For her students, more education funding would mean the district could buy desperately needed technology like computers.
“My kids need technology. We’re supposed to be educating the future, and we don’t even have computers for the kids. … We couldn’t even take the AzMERIT test this week on the computer because we don’t have the technology to do that,” Herron said.
Herron spends somewhere between $700 to $1,000 per year on supplies, including pencils, paper and food for hungry kids. She said she frequently works 50 or 60 hours per week.
If lawmakers don’t make significant increases to education funding, she said she’ll be forced to leave the profession.
“Because of all the cuts, there’s so much more on our plates. And I just can’t keep working like that. Nobody deserves to have to keep working like that. And it affects the kids — we’re burned out. It affects education as a whole,” Herron said.

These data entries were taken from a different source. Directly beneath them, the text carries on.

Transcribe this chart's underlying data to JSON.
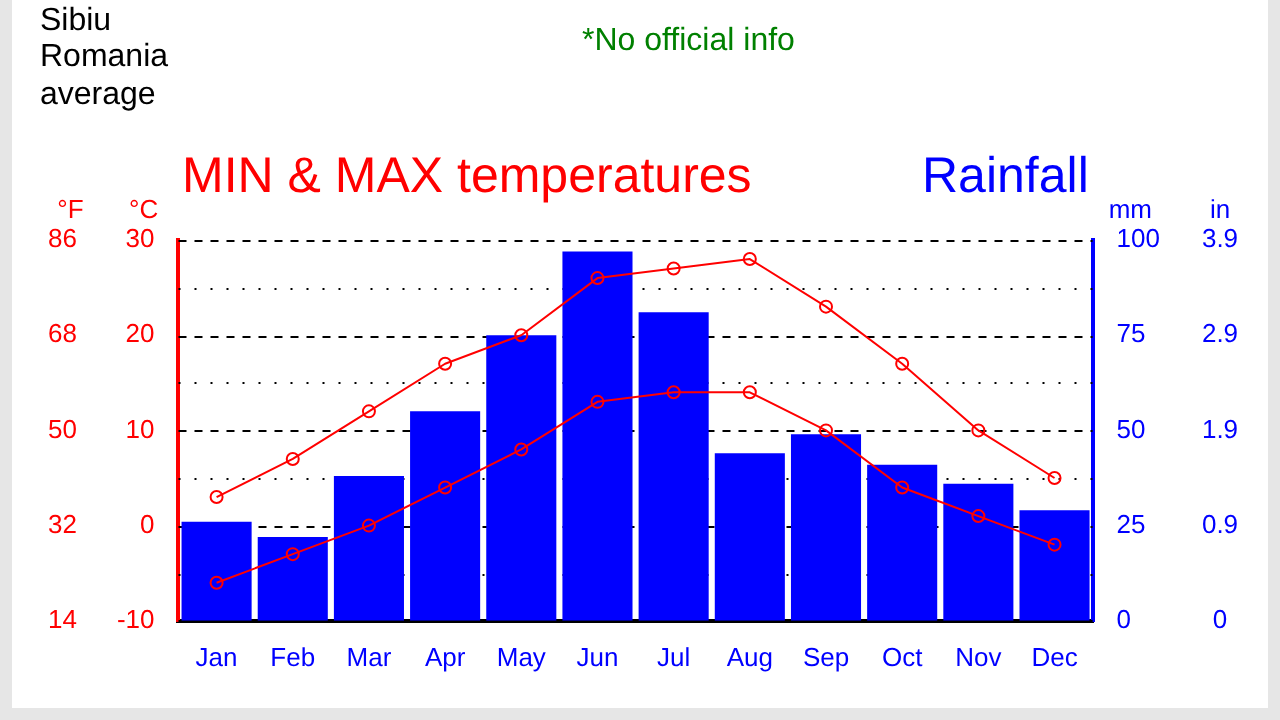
{
  "chart_data": {
    "type": "bar",
    "title": "MIN & MAX temperatures",
    "subtitle": "Rainfall",
    "annotations": [
      "Sibiu\nRomania\naverage",
      "*No official info",
      "in",
      "0",
      "0.9",
      "1.9",
      "2.9",
      "3.9"
    ],
    "categories": [
      "Jan",
      "Feb",
      "Mar",
      "Apr",
      "May",
      "Jun",
      "Jul",
      "Aug",
      "Sep",
      "Oct",
      "Nov",
      "Dec"
    ],
    "series": [
      {
        "axis": "y2",
        "color": "#0000ff",
        "values": [
          26,
          22,
          38,
          55,
          75,
          97,
          81,
          44,
          49,
          41,
          36,
          29
        ]
      },
      {
        "type": "line",
        "color": "#ff0000",
        "marker": "circle",
        "values": [
          3,
          7,
          12,
          17,
          20,
          26,
          27,
          28,
          23,
          17,
          10,
          5
        ]
      },
      {
        "type": "line",
        "color": "#ff0000",
        "marker": "circle",
        "values": [
          -6,
          -3,
          0,
          4,
          8,
          13,
          14,
          14,
          10,
          4,
          1,
          -2
        ]
      }
    ],
    "ylabel": "°C",
    "ylim": [
      -10,
      30
    ],
    "yticks": [
      -10,
      {
        "value": -5,
        "label": null
      },
      0,
      {
        "value": 5,
        "label": null
      },
      10,
      {
        "value": 15,
        "label": null
      },
      20,
      {
        "value": 25,
        "label": null
      },
      30
    ],
    "y2label": "mm",
    "y2lim": [
      0,
      100
    ],
    "y2ticks": [
      0,
      25,
      50,
      75,
      100
    ],
    "y3label": "°F",
    "y3lim": [
      14,
      86
    ],
    "y3ticks": [
      14,
      32,
      50,
      68,
      86
    ],
    "grid": "y",
    "legend": false
  }
}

Lori Hauser, a teacher of 32 years, 29 at TUSD, works with preschoolers at Myers-Ganoung Elementary School. She said even with her master’s degree and experience, she’s taking home about $1,300 per paycheck. She’s hoping to retire next year, partly because of the increased stress of the job due to funding cuts, but she worries that the school won’t be able to find a replacement.
She teaches 32 3- and 4-year-olds, eight of them with special needs, in two groups per day. Hauser said she spends about $500 a year on school supplies like paint, paper, bags and Kleenex. She paid for the paint for her classroom walls.
“Most of the time, we can get pencils from the school. But that’s it,” she said.
Hauser said she didn’t want to strike, but if lawmakers don’t increase education funding significantly, “there will be a lot of soul-searching.”
Marea Jenness, a 10th-grade biology teacher at Tucson High and organizer of the march, said teachers are ready to strike if necessary for their own dignity and for their students, who are being shortchanged in their education.
“My biology textbook is older than my students. It’s an 18-year-old biology book that’s held together with tape,” she said. “We had a sign-language teacher for a year at Tucson High who didn’t know sign language. It’s crazy.”
She said a 20 percent raise would cover her family’s car insurance, which she’s currently paying out of retirement savings.
“I’d pay our car insurance, so that maybe when I retire I won’t have to be a greeter at Walmart,” she said.
Jenness said the strong showing at the march gives her hope that lawmakers will hear teachers and make a significant effort toward meeting their demands.
If not, a teachers strike almost certainly is on the horizon, she said.
“In West Virginia they went on strike for I think nine days, and they got all their demands met. I can do nine days,” she said.